(Friday 15 May 2009)
Fighting for fairness
Last week, the Scottish Living Wage Campaign awarded its first ever Living Wage Employer Award to Glasgow City Council at a ceremony in the city's Dalmarnock area.
The reason for the award was because Glasgow has increased the wages of all low-paid staff up to the Scottish living wage level of at least £7 an hour - as promised in March by council leader Steven Purcell at the Labour Party conference in Perth.
The Scottish Living Wage Campaign, led by the Poverty Alliance, the Scottish TUC, Faith in Community Scotland and UNISON Scotland, is also calling for the Commonwealth Games due to be held in Glasgow in 2014 to be made a "living wage games," like the 2012 Olympics in London will be.
You can see a short film called What Scotland's Living Wage Campaign Means For Dalmarnock online at UNISON Scotland's YouTube channel.
The film tells the story of the Glaswegian community of Dalmarnock, where the Commonwealth Games will be located, and relates its experience of low pay, though the words of local activists.
The people of Dalmarnock don't just want a shiny Commonwealth Games to be held in 2014. They see themselves as owners of their own future and want a legacy of decent jobs at good wages, better housing and an end to the poverty which has so long blighted their community and their city.
Anti-poverty campaigners and unions will also be working to ensure that a living wage is paid to the increasing number of workers employed by the "arm's length bodies" which the city council has been busy creating from its direct labour force.
Meanwhile, Steven Purcell's colleague Glasgow City treasurer Gordon Matheson has called for a "public-sector pay freeze."
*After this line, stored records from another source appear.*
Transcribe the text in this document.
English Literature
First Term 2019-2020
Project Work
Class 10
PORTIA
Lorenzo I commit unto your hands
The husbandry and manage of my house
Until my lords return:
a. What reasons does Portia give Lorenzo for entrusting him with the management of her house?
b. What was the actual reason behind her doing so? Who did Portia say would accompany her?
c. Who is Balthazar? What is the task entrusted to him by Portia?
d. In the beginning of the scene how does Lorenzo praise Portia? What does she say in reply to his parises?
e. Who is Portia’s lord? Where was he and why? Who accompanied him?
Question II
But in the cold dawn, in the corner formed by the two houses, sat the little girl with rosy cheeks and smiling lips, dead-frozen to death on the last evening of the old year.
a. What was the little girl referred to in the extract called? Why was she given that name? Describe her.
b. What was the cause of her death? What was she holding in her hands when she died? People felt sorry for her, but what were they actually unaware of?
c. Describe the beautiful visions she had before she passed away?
You have to ask yourself what planet the Labour councillor is on if he thinks that the middle of a massive recession is a good time to propose an attack on the wages of his council's workers.
Lesser of the two evils?
The Scottish Parliament celebrated its 10th birthday last week, just as its elder sibling plunged deep into the mire of the expenses and second homes row.
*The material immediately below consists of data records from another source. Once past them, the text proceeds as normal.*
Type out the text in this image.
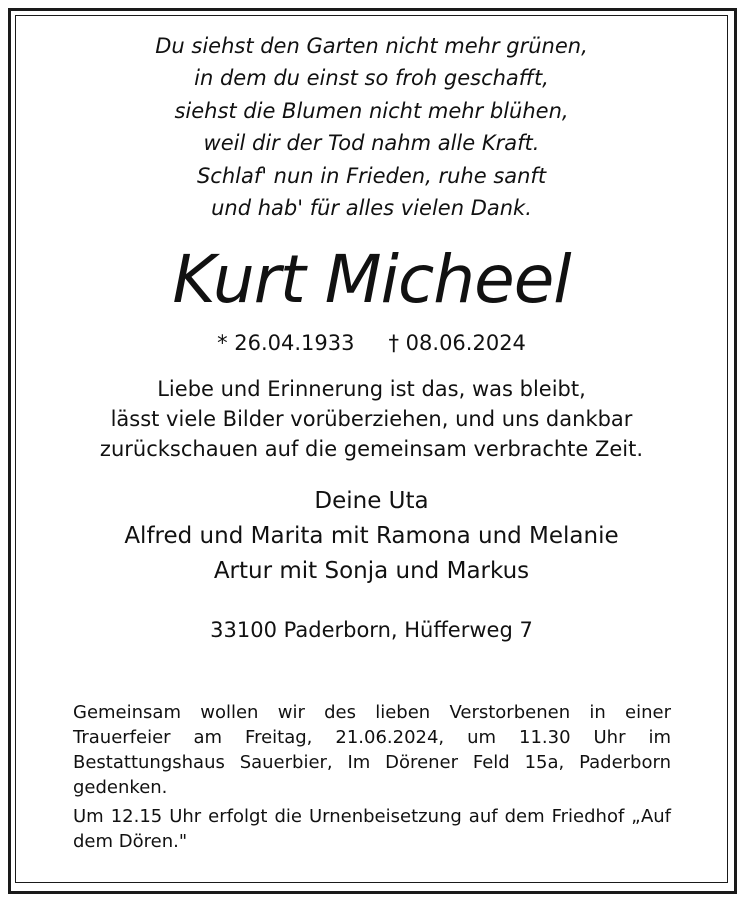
Du siehst den Garten nicht mehr grünen,
in dem du einst so froh geschafft,
siehst die Blumen nicht mehr blühen,
weil dir der Tod nahm alle Kraft.
Schlaf' nun in Frieden, ruhe sanft
und hab' für alles vielen Dank.
Kurt Micheel
* 26.04.1933 † 08.06.2024
Liebe und Erinnerung ist das, was bleibt,
lässt viele Bilder vorüberziehen, und uns dankbar
zurückschauen auf die gemeinsam verbrachte Zeit.
Deine Uta
Alfred und Marita mit Ramona und Melanie
Artur mit Sonja und Markus
33100 Paderborn, Hüfferweg 7

Gemeinsam wollen wir des lieben Verstorbenen in einer Trauerfeier am Freitag, 21.06.2024, um 11.30 Uhr im Bestattungshaus Sauerbier, Im Dörener Feld 15a, Paderborn gedenken.

Um 12.15 Uhr erfolgt die Urnenbeisetzung auf dem Friedhof „Auf dem Dören."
There's plenty of reasons to be cheerful about our Scottish Parliament. One of them is that it is now a damn sight less sleazy than Westminster.
But that was not always the case.
We have seen our share of scandal over expenses north of the border.
Indeed, first minister Henry McLeish resigned in 2001 from his post over what he described as "a muddle, not a fiddle" in the funding of his constituency party office.
Tory leader David McLetchie had to walk the plank four years later after Freedom of Information laws allowed his taxi receipts to be held up to scrutiny and found wanting.
And most recently, Labour leader Wendy Alexander's short reign came to an end following some problems over the funding of her campaign to reach the top.
The expenses rules imported from Westminster were fatally exposed during the McLetchie taxi affair.
The action taken by the Scottish Information Commissioner and the parliament led to all MSP expense claims being posted online for everyone to see. And Scottish democracy is healthier for that.
Now, not only are all members of the Scottish Parliament obliged to present every single receipt for everything they claim - pretty much as you or I would for any expense claims we made at work - they are also open to scrutiny.
Also, the use of the Edinburgh accommodation allowance to pay mortgage interest - within the existing rules, of course - has been exposed in the media as a means for certain MSPs to profit from property speculation at the expense of the taxpayer. This loophole will be closed off from 2011, on the recommendation of an independent inquiry.
The fact that the MPs in Westminster have devised a system where their expenses and second home allowances are hidden means that they have something to hide.
Let's have it all out in the open and stop using these dodgy perks as a top-up for salary. MPs don't need more salary. At nearly £65,000 a year, our Westminster representatives are already more expensive than our Holyrood members.
An MSP's salary is set at 87.5 per cent of an MP's, which means that the Edinburgh parliamentarian has to struggle by on a little under £57,000.
It certainly puts the campaign for a £7 living wage into perspective.
Cycling around half the world for Cuba
Word reaches me of an intriguing world film premiere which is being held this evening in Fauldhouse Miners Welfare, West Lothian.
Yes, you read that correctly. That is the venue for the launch of the documentary film Half The World Away (or from Addiewell to Havana via Fauldhouse).
The film documents the progress of three Scottish participants during the 2008 Cuba Cycle challenge.
West Lothian Labour Councillor Neil Findlay, and his friends Tommy Kane and Alan Brown, cycled 350km in five days, took part in educational and humanitarian projects, and presented musical instruments and equipment to a school for visually impaired children in Havana.
Tommy, from the village of Addiewell, is a PhD student in geography at Strathclyde University.
He says: "We've finished our film of our time in Cuba last year doing the cycle challenge.
"It has turned out really not too bad despite us being complete amateurs. We employed an editor who has polished it beyond anything we thought possible."
The bold Cuba campaigners and DIY film directors are having a glitzy cheese and wine reception before their movie premiere and a celebration disco afterwards.
I think this is a great initiative and hope that they will make the film available for others, maybe via the Scottish Cuba Solidarity Campaign.